Por outro lado é também interessante ver assim, em letra de forma, as 'certezas' que eram incutidas nos espíritos da rapaziada...

Um abraço
Hélder S.

Silva da Cart 1689 disse...

Caro Miranda
Obrigado por apareceres.
A história do Baptismo de fogo está de acordo como a vivi. O que presenciei diz respeito à malta do meu pelotão e ao do Alf. Freitas. Os outros, onde poderias estar, não estavam ao meu alcance visual. Pelo menos estes confirmam basicamente a história. Tínhamos pouco mais de 5 semanas de solo guineense.
Se consultares a história oficial da Cart 1689, também podes certificar-te do combate e das datas. Penso que podes estar confundindo este confronto com outros que se verificaram a seguir.
Todavia, tens todo o direito de me desenganares. Para isso, terás que relatar o tal Baptismo de fogo que não este. Mas não esqueças que eu estava lá, porque até Gandembel, não falhei uma sequer.
E toma nota que a minha história poderá não ser a tua e serem ambas verdadeiras.
Entretanto, já vai sendo tempo de esqueceres o nosso fracasso com as gajas de Gervide.
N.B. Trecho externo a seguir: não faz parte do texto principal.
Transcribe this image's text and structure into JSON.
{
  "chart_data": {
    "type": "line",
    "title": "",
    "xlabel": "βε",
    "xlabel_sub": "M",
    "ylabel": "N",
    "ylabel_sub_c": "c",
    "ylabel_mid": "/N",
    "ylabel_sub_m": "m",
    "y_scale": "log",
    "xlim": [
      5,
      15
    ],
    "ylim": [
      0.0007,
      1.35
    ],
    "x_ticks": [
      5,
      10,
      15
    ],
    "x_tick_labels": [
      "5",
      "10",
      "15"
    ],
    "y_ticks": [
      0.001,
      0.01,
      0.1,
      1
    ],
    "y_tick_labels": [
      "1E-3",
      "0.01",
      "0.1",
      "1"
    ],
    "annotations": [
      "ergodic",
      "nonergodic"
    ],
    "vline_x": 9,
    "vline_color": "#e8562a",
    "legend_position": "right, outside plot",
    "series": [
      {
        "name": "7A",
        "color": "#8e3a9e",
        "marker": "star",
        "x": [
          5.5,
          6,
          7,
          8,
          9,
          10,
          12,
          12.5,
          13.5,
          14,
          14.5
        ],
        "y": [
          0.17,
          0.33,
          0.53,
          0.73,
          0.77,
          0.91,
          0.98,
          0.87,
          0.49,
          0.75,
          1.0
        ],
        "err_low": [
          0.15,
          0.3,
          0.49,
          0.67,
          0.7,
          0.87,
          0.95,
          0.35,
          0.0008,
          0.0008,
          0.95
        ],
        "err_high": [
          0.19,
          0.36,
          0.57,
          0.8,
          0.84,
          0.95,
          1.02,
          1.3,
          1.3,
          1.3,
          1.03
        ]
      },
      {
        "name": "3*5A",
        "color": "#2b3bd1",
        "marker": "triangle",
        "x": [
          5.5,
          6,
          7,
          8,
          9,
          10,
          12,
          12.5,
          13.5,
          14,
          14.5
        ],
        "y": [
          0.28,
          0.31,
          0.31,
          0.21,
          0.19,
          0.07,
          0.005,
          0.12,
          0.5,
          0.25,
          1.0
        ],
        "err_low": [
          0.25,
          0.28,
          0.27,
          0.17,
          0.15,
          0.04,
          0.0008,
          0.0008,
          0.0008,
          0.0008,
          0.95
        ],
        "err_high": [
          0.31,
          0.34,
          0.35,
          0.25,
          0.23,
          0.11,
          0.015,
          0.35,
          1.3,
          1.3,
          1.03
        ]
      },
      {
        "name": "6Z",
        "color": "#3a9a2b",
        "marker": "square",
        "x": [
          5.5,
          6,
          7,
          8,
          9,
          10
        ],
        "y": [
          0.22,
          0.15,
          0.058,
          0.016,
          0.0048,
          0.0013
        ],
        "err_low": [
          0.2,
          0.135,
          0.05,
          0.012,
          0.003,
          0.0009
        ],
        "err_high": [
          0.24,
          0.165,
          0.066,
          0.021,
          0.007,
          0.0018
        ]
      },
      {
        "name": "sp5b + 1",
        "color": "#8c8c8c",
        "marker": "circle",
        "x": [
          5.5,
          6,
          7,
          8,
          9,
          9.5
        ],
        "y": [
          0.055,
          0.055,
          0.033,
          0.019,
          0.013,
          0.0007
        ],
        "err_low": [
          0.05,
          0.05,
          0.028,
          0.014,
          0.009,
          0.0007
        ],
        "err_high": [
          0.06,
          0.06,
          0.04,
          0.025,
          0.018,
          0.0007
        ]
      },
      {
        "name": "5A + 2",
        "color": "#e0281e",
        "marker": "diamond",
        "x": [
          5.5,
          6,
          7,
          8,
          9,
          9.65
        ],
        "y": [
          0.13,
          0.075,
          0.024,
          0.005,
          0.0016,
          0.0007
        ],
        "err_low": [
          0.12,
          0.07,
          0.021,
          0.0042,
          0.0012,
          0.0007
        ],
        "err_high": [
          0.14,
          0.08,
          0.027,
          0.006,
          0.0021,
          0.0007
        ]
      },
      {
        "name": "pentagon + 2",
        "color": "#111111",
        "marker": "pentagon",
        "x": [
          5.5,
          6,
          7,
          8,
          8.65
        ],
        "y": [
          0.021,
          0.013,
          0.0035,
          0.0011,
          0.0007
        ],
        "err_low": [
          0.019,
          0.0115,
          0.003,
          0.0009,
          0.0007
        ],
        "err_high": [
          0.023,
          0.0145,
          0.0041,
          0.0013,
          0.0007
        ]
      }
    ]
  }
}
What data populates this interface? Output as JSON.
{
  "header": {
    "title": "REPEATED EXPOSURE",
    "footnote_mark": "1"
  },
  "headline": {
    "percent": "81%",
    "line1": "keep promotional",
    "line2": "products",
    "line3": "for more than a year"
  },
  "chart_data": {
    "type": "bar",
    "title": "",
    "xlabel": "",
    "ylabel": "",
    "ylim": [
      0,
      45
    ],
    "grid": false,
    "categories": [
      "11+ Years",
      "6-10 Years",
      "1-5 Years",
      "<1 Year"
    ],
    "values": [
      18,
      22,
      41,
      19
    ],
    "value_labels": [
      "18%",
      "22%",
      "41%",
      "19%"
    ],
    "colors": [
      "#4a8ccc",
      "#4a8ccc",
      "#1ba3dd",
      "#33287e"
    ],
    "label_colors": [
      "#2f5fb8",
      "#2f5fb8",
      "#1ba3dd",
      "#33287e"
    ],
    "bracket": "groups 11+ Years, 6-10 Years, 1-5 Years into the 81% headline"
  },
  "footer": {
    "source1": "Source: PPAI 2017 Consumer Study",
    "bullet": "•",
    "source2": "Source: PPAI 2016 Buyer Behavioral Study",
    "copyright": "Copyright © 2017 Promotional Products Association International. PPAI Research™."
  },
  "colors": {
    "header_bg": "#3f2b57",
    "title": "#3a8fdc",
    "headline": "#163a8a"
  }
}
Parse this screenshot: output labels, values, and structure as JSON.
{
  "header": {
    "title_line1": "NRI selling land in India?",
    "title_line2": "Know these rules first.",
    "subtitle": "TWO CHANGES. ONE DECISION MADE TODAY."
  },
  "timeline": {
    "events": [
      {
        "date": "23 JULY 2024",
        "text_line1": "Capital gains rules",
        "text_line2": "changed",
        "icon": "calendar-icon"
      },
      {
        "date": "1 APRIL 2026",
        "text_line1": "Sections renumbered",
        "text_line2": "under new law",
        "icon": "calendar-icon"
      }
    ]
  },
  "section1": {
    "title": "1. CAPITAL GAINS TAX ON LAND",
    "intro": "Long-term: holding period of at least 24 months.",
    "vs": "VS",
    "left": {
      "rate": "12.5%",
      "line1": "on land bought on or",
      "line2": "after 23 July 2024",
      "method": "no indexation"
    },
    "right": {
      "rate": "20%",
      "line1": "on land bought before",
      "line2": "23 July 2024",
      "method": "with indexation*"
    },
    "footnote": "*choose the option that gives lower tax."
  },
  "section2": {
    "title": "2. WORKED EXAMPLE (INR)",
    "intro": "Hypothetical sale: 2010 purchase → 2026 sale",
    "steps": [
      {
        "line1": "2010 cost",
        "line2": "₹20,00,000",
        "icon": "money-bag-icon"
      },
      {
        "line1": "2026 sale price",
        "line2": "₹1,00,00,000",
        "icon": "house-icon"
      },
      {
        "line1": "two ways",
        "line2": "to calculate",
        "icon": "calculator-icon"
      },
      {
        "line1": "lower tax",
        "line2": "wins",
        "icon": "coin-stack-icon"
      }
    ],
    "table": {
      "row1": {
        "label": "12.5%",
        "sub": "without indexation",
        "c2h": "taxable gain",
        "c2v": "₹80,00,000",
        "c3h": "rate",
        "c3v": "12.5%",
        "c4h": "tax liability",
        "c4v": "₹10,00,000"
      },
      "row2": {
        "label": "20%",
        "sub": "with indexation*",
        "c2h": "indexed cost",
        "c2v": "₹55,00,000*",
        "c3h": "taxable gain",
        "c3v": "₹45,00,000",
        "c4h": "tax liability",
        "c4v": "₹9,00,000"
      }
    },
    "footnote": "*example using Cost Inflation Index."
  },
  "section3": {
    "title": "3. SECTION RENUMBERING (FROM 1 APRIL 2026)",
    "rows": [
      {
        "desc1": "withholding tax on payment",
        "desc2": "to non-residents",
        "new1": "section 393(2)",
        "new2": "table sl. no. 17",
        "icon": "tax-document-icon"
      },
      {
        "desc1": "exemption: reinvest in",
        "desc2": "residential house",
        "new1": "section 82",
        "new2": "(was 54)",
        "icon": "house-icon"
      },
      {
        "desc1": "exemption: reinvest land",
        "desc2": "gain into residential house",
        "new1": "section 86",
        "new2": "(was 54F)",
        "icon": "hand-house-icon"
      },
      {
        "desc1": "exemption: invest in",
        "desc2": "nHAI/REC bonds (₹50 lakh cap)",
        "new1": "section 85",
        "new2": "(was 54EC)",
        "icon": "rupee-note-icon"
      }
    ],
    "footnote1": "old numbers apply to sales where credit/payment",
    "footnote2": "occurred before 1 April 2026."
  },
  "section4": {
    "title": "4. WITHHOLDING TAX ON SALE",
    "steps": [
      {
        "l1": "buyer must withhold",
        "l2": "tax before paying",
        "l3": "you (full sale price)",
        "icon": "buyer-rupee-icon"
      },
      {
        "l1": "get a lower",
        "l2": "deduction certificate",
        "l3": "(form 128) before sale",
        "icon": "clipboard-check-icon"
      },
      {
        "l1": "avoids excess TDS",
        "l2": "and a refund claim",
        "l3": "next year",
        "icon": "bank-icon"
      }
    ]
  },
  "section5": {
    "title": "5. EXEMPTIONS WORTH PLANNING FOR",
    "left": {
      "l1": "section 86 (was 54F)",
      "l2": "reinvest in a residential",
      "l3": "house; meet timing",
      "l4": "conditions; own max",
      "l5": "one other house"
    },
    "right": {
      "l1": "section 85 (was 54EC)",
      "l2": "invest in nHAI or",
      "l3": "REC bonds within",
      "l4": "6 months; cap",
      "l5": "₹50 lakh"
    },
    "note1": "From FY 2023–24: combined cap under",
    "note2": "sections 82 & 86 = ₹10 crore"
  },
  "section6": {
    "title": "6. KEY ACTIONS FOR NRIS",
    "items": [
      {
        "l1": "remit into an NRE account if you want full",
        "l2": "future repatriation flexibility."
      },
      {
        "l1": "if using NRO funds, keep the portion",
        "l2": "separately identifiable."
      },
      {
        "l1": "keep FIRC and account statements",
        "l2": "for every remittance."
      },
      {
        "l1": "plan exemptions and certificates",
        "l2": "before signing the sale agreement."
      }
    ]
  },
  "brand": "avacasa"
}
Olha que hoje devem ser umas respeitáveis avozinhas, de moral muito acima da tal Senhora do Papa, que tu tanto adoras.
Um grande abraço do
Silva

Silva da Cart 1689 disse...

Caro Mario Fitas

Sim, é verdade, sou da mesma Companhia do Alferes Branquinho.E, embora não sendo do seu pelotão, sempre tivemos um óptimo relacionamento (quem o não teve?). Ele era o Alferes da Cart 1689. O tal que convivia connosco sempre que tinha oportunidade. Tivemos dias inesquecíveis e incontáveis.
Ainda hoje somos amigos, apesar das distâncias quilométricas. Foi ele que insistiu para eu vos fazer companhia. Ainda bem.